1

那可能吗?可能不是?然后我怎样才能找到匹配的所有确切出现和相应的页码?

编辑:

我的正则表达式工作正常。我需要的是每场比赛都得到它出现的所有页面。

例子:

regex = \b\d{3}\b

123 appears on page 1,4,20
243 appear on page 3,5,7
523 appears on page 9

我如何获得该信息(匹配发生的所有页面?)

这是为了自动创建某种索引。

编辑2:

我有一个基本的工作版本,片段:

Set Matches = regExp.Execute(ActiveDocument.range.Text)

For Each Match In Matches    
    Set range = ActiveDocument.range(Match.FirstIndex, Match.FirstIndex + Len(Match.Value))    
    page = range.Information(wdActiveEndAdjustedPageNumber)

问题是 Match.FirstIndex 并不总是指向 ActiveDocument.range 中匹配的第一个字符。Word 表把这搞砸了,因为 ActiveDocument.range.Text 包含不在文本中的字符,它们代表表中的某些内容。

4

2 回答 2

3

我认为这可能更适合超级用户。

问题的答案是“是”。

Selection.Information(wdActiveEndAdjustedPageNumber)

VBA 中的上述属性将为您提供选择的页码。

此外,VBA 可以做一些正则表达式的工作

于 2013-01-09T15:35:45.847 回答
3

结果证明这相当复杂,我不能说我的解决方案是否适用于任何文档。主要问题如问题所示,无法使用 RegexMatch.FirstIndex 来确定实际匹配是否在 MS Word 文档中。这是因为正则表达式匹配是在 range.Text 属性(字符串)上完成的,并且该字符串仅包含与范围对象不同数量的字符,因此索引不匹配。

所以我的解决方案是针对每个匹配项,我在整个文档中为该匹配项进行查找。find 方法给出了一个 Range 对象,从中可以确定正确的页面。

在我的特殊情况下,匹配可能是相同的东西,也可能是不同的值。示例:343在我的情况下将与Prefix-343. 第二个问题是必须对匹配项进行排序,例如123324无论哪个匹配项首先出现在文档中。

如果您需要排序功能,您还需要以下“模块”:

排序字典功能:

http://www.cpearson.com/excel/CollectionsAndDictionaries.htm

模块“modQSortInPlace”:

http://www.cpearson.com/Zips/modQSortInPlace.zip

如果不需要排序,则不需要它们,但需要SortDictionary Dict, True从我的代码中删除相应的函数调用。

现在到我的代码。您可以删除某些部分,尤其是格式化部分。这是针对我的情况的。另外,如果您的匹配是“独特的”,例如。不是前缀,因此您也可以简化代码。您将需要参考“Microsoft 脚本库”。

Option Explicit

Sub ExtractRNumbers()

    Dim Dict As Scripting.Dictionary
    Set Dict = CreateObject("Scripting.dictionary")
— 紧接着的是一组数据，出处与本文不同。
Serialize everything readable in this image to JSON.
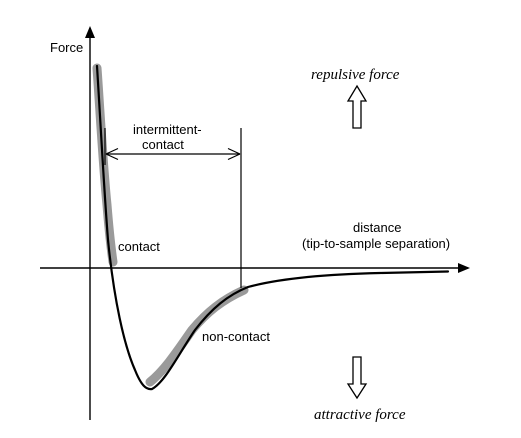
{
  "labels": {
    "y_axis": "Force",
    "x_axis_line1": "distance",
    "x_axis_line2": "(tip-to-sample separation)",
    "intermittent_line1": "intermittent-",
    "intermittent_line2": "contact",
    "contact": "contact",
    "non_contact": "non-contact",
    "repulsive": "repulsive force",
    "attractive": "attractive force"
  },
  "colors": {
    "curve": "#000000",
    "highlight": "#9a9a9a",
    "axes": "#000000"
  }
}
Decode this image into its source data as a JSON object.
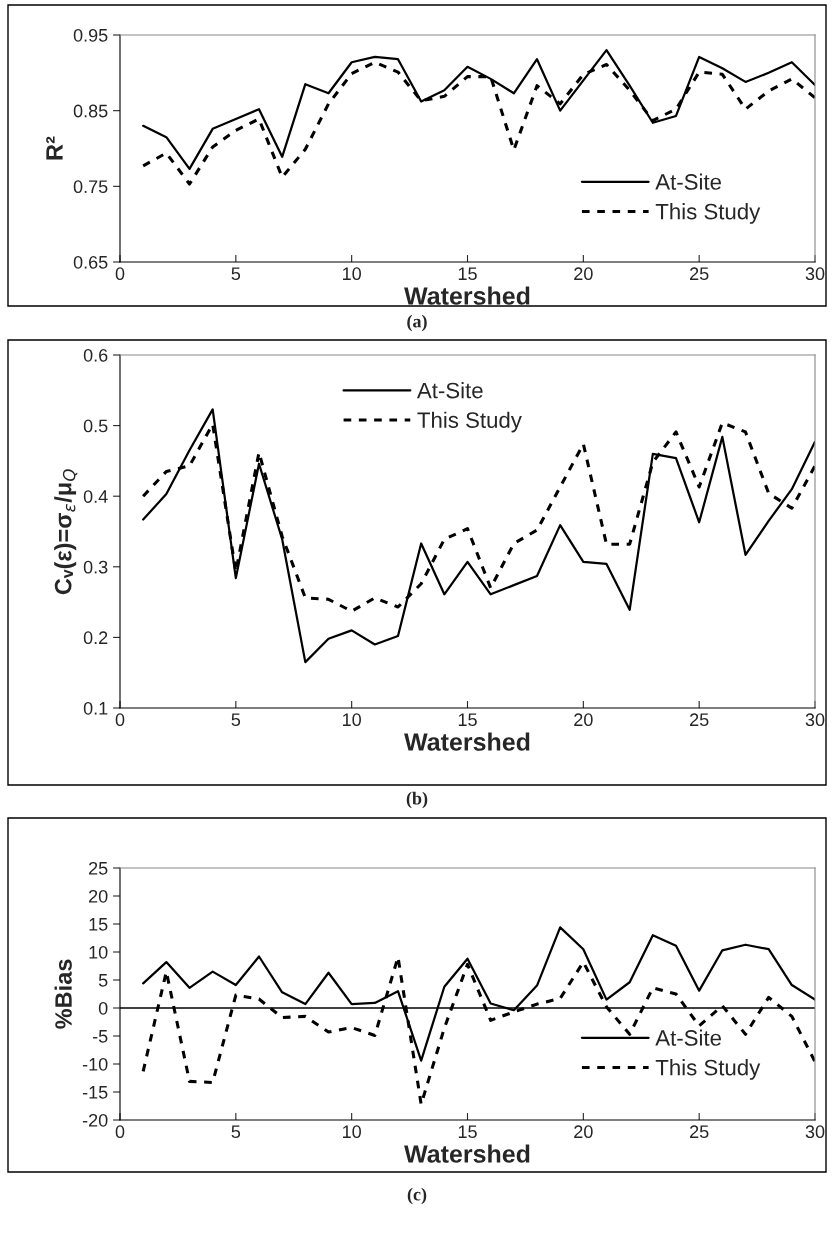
{
  "chart_data": [
    {
      "type": "line",
      "xlabel": "Watershed",
      "ylabel": "R²",
      "annotations": [
        "(a)"
      ],
      "x": [
        1,
        2,
        3,
        4,
        5,
        6,
        7,
        8,
        9,
        10,
        11,
        12,
        13,
        14,
        15,
        16,
        17,
        18,
        19,
        20,
        21,
        22,
        23,
        24,
        25,
        26,
        27,
        28,
        29,
        30
      ],
      "series": [
        {
          "name": "At-Site",
          "color": "#000000",
          "line_style": "solid",
          "values": [
            0.83,
            0.815,
            0.773,
            0.826,
            0.839,
            0.852,
            0.789,
            0.885,
            0.873,
            0.914,
            0.921,
            0.918,
            0.862,
            0.877,
            0.908,
            0.892,
            0.873,
            0.918,
            0.85,
            0.89,
            0.93,
            0.883,
            0.834,
            0.843,
            0.921,
            0.906,
            0.888,
            0.9,
            0.914,
            0.884
          ]
        },
        {
          "name": "This Study",
          "color": "#000000",
          "line_style": "dashed",
          "values": [
            0.777,
            0.794,
            0.753,
            0.802,
            0.824,
            0.839,
            0.762,
            0.799,
            0.859,
            0.899,
            0.914,
            0.901,
            0.863,
            0.869,
            0.895,
            0.895,
            0.798,
            0.883,
            0.859,
            0.898,
            0.911,
            0.877,
            0.837,
            0.852,
            0.901,
            0.898,
            0.852,
            0.876,
            0.892,
            0.867
          ]
        }
      ],
      "xlim": [
        0,
        30
      ],
      "xticks": [
        0,
        5,
        10,
        15,
        20,
        25,
        30
      ],
      "ylim": [
        0.65,
        0.95
      ],
      "yticks": [
        0.65,
        0.75,
        0.85,
        0.95
      ],
      "grid": false,
      "legend": "bottom right",
      "marker": "none"
    },
    {
      "type": "line",
      "xlabel": "Watershed",
      "ylabel": "Cᵥ(ε)=σ$_{ε}$/μ$_{Q}$",
      "annotations": [
        "(b)"
      ],
      "x": [
        1,
        2,
        3,
        4,
        5,
        6,
        7,
        8,
        9,
        10,
        11,
        12,
        13,
        14,
        15,
        16,
        17,
        18,
        19,
        20,
        21,
        22,
        23,
        24,
        25,
        26,
        27,
        28,
        29,
        30
      ],
      "series": [
        {
          "name": "At-Site",
          "color": "#000000",
          "line_style": "solid",
          "values": [
            0.367,
            0.403,
            0.465,
            0.523,
            0.284,
            0.446,
            0.339,
            0.165,
            0.198,
            0.21,
            0.19,
            0.202,
            0.333,
            0.261,
            0.307,
            0.261,
            0.274,
            0.287,
            0.359,
            0.307,
            0.304,
            0.239,
            0.46,
            0.454,
            0.363,
            0.484,
            0.317,
            0.365,
            0.41,
            0.477
          ]
        },
        {
          "name": "This Study",
          "color": "#000000",
          "line_style": "dashed",
          "values": [
            0.4,
            0.435,
            0.443,
            0.502,
            0.293,
            0.462,
            0.343,
            0.256,
            0.254,
            0.237,
            0.256,
            0.243,
            0.276,
            0.339,
            0.354,
            0.27,
            0.333,
            0.352,
            0.413,
            0.474,
            0.332,
            0.332,
            0.448,
            0.491,
            0.413,
            0.504,
            0.491,
            0.404,
            0.383,
            0.443
          ]
        }
      ],
      "xlim": [
        0,
        30
      ],
      "xticks": [
        0,
        5,
        10,
        15,
        20,
        25,
        30
      ],
      "ylim": [
        0.1,
        0.6
      ],
      "yticks": [
        0.1,
        0.2,
        0.3,
        0.4,
        0.5,
        0.6
      ],
      "grid": false,
      "legend": "top",
      "marker": "none"
    },
    {
      "type": "line",
      "xlabel": "Watershed",
      "ylabel": "%Bias",
      "annotations": [
        "(c)"
      ],
      "x": [
        1,
        2,
        3,
        4,
        5,
        6,
        7,
        8,
        9,
        10,
        11,
        12,
        13,
        14,
        15,
        16,
        17,
        18,
        19,
        20,
        21,
        22,
        23,
        24,
        25,
        26,
        27,
        28,
        29,
        30
      ],
      "series": [
        {
          "name": "At-Site",
          "color": "#000000",
          "line_style": "solid",
          "values": [
            4.4,
            8.2,
            3.6,
            6.5,
            4.1,
            9.2,
            2.8,
            0.7,
            6.3,
            0.7,
            0.9,
            3.0,
            -9.4,
            3.8,
            8.8,
            0.8,
            -0.4,
            4.0,
            14.4,
            10.5,
            1.5,
            4.6,
            13.0,
            11.1,
            3.1,
            10.3,
            11.3,
            10.5,
            4.1,
            1.5
          ]
        },
        {
          "name": "This Study",
          "color": "#000000",
          "line_style": "dashed",
          "values": [
            -11.3,
            6.5,
            -13.1,
            -13.3,
            2.3,
            1.6,
            -1.7,
            -1.5,
            -4.3,
            -3.5,
            -4.9,
            9.1,
            -17.2,
            -3.6,
            7.8,
            -2.2,
            -0.7,
            0.7,
            1.7,
            8.2,
            0.2,
            -4.7,
            3.6,
            2.5,
            -3.2,
            0.4,
            -4.7,
            1.9,
            -1.5,
            -9.6
          ]
        }
      ],
      "xlim": [
        0,
        30
      ],
      "xticks": [
        0,
        5,
        10,
        15,
        20,
        25,
        30
      ],
      "ylim": [
        -20,
        25
      ],
      "yticks": [
        -20,
        -15,
        -10,
        -5,
        0,
        5,
        10,
        15,
        20,
        25
      ],
      "grid": false,
      "legend": "bottom right",
      "marker": "none",
      "ref_lines": [
        {
          "axis": "y",
          "value": 0,
          "color": "#000000",
          "line_style": "solid"
        }
      ]
    }
  ]
}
    Dim regExp, Match, Matches
    Dim rNumber As String
    Dim range As range

    Set regExp = CreateObject("VBScript.RegExp")
    regExp.Pattern = "\b(R-)?\d{2}-\d{4,5}(-\d)?\b"
    regExp.IgnoreCase = False
    regExp.Global = True

    ' determine main section, only extract R-Numbers from main section
    ' and not the Table of contents as example
    ' main section = section with most characters

    Dim section As section
    Dim maxSectionSize As Long
    Dim sectionSize As Long
    Dim sectionIndex As Integer
    Dim currentIndex As Integer
    maxSectionSize = 0
    currentIndex = 1
    For Each section In ActiveDocument.Sections
        sectionSize = Len(section.range.text)
        If sectionSize > maxSectionSize Then
            maxSectionSize = sectionSize
            sectionIndex = currentIndex
        End If
        currentIndex = currentIndex + 1
    Next


    Set Matches = regExp.Execute(ActiveDocument.Sections(sectionIndex).range.text)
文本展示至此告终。